IE 11 is not supported. For an optimal experience visit our site on another browser.

Scientists make a new type of stem cell, using a little acid

Japanese researchers say theyÕve created a new type of stem cell just by pressuring normal cells in the body, a finding that suggests we may all have...
Japanese researchers have created a new type of stem cell just by pressuring normal cells in the body. This image shows a mouse embryo created using these cells, which are genetically engineered to glow green.Haruko Obokata / Nature

Scientists have made a whole new type of stem cell using little more than a little acid, and they say it may represent a way to skip all the complex and controversial steps that it now takes to make cells to regenerate tissues and organs.

The team in Japan includes some of the foremost experts in making what are called pluripotent stem cells — master cells that have the power to morph into any type of cells, from blood to bone to muscle.
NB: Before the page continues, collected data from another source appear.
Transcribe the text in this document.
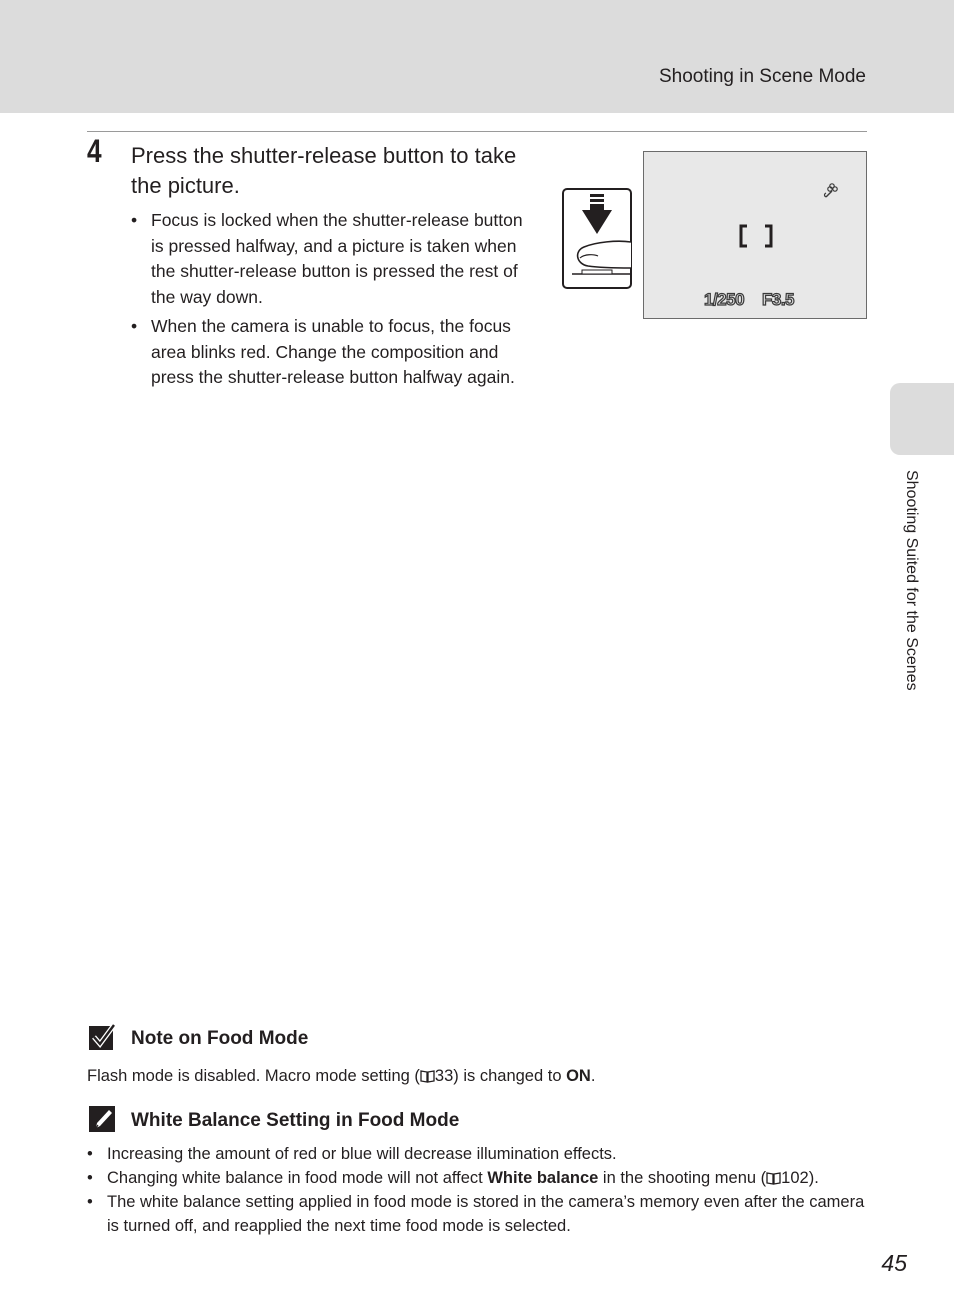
Shooting in Scene Mode
4 Press the shutter-release button to take the picture.
• Focus is locked when the shutter-release button is pressed halfway, and a picture is taken when the shutter-release button is pressed the rest of the way down.
• When the camera is unable to focus, the focus area blinks red. Change the composition and press the shutter-release button halfway again.
1/250 F3.5
Shooting Suited for the Scenes
Note on Food Mode
Flash mode is disabled. Macro mode setting ( 33) is changed to ON.
White Balance Setting in Food Mode
• Increasing the amount of red or blue will decrease illumination effects.
• Changing white balance in food mode will not affect White balance in the shooting menu ( 102).
• The white balance setting applied in food mode is stored in the camera’s memory even after the camera is turned off, and reapplied the next time food mode is selected.
45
These master cells look and act like an embryo right after conception and, like a days-old embryo, have the power to generate new tissue of any type.

Making these powerful cells usually requires the use of embryos — something many disapprove of — or tricky mixtures of genes to turn back the clock.

While there’s not an immediate use for the discovery, it could add to the arsenal of tools that scientists can use in trying to find ways to repair the human body, the team reports in this week’s issue of the journal Nature.

“It is also exciting to think about the new possibilities this finding offers, not only in areas like regenerative medicine but also perhaps in the study of senescence and cancer as well,” Haruko Obokata of the RIKEN Center for Developmental Biology in Kobe, Japan, told reporters in a conference call.

Obokata’s team worked with mice, and found they could get ordinary cells from baby mice to turn into pluripotent stem cells by bathing them in a slightly acidic solution. They call them stimulus-triggered acquisition of pluripotency, or STAP, cells.

Other stem cells experts praised the work. “These breakthroughs are so impressive and potentially powerful — truly another dramatic game-changer,” said Dr. Gerald Schatten, a stem cell and genetic engineering expert at the University of Pittsburgh.

“If reproducible in humans, this will be a paradigm changer," said Dr. Robert Lanza of Massachusetts-based Advanced Cell Technology, a company developing stem cell-based treatments

“It also tells us that normal body cells have an amazing latent capacity, and raises the question ‘what else can our body's cells do under stress?’ That being said, there are a lot of things that work in mice that don't work in humans.”

Stem cells are the body’s master cells, and they’re found all through the body. But usually, they’re differentiated — on a clear road to become blood, or muscle, or nerve, with no turning back. These so-called adult stem cells are most commonly used to replace bone marrow in treating cancer.

What scientists want to do is start with a blank slate, taking cells from a patient that matches his or her DNA perfectly, and growing fresh bone marrow transplants, skin grafts or organs that could treat people without the fear of rejection.

One way to do this is to do what’s called therapeutic cloning — using someone’s cells to make a very early embryo and then harvesting those cells. But it’s almost impossible to do in people and extremely controversial because many people consider the process tantamount to creating a human life and then destroying it.

Scientists found another way to make similar cells called induced pluripotent stem cells (iPS cells) from ordinary pieces of human skin by injecting the genes that make a cell behave like an embryonic stem cell. But this process also isn’t straightforward or trouble-free.

Obokata and colleagues tried something far simpler and less complicated. They tried stressing cells to see what might happen. The idea comes from nature — crocodile eggs develop into either males or females based on temperature, for instance.

Less than half an hour in a slightly acidic solution turned mouse blood cells back into a stem-cell-like state. They injected these new cells into growing mouse embryos and the news cells mixed all through the growing fetal mouse, creating what’s called a chimera, an animal that’s a mix of two different animals.

“The ability to produce chimeras is a property that was previously thought to be exclusive to embryonic stem cells and iPS cells,” stem cell expert Austin Smith of Britain’s Cambridge University wrote in a commentary in Nature.

As with any pluripotent stem cell type, there’s a big danger — that the cells could turn into tumors, notes stem cell expert Dr. John Gearhart of the University of Pennsylvania. And the team will have to show this works on human cells.

And Schatten points out that cells behave differently in lab dishes than they do in the body. Something prevents people from regenerating a lost arm, for instance.

Another caveat: If this works as well in humans as it does in mice, it could offer another route to cloning human beings, Lanza noted. “This research could have serious ethical ramifications,” he said.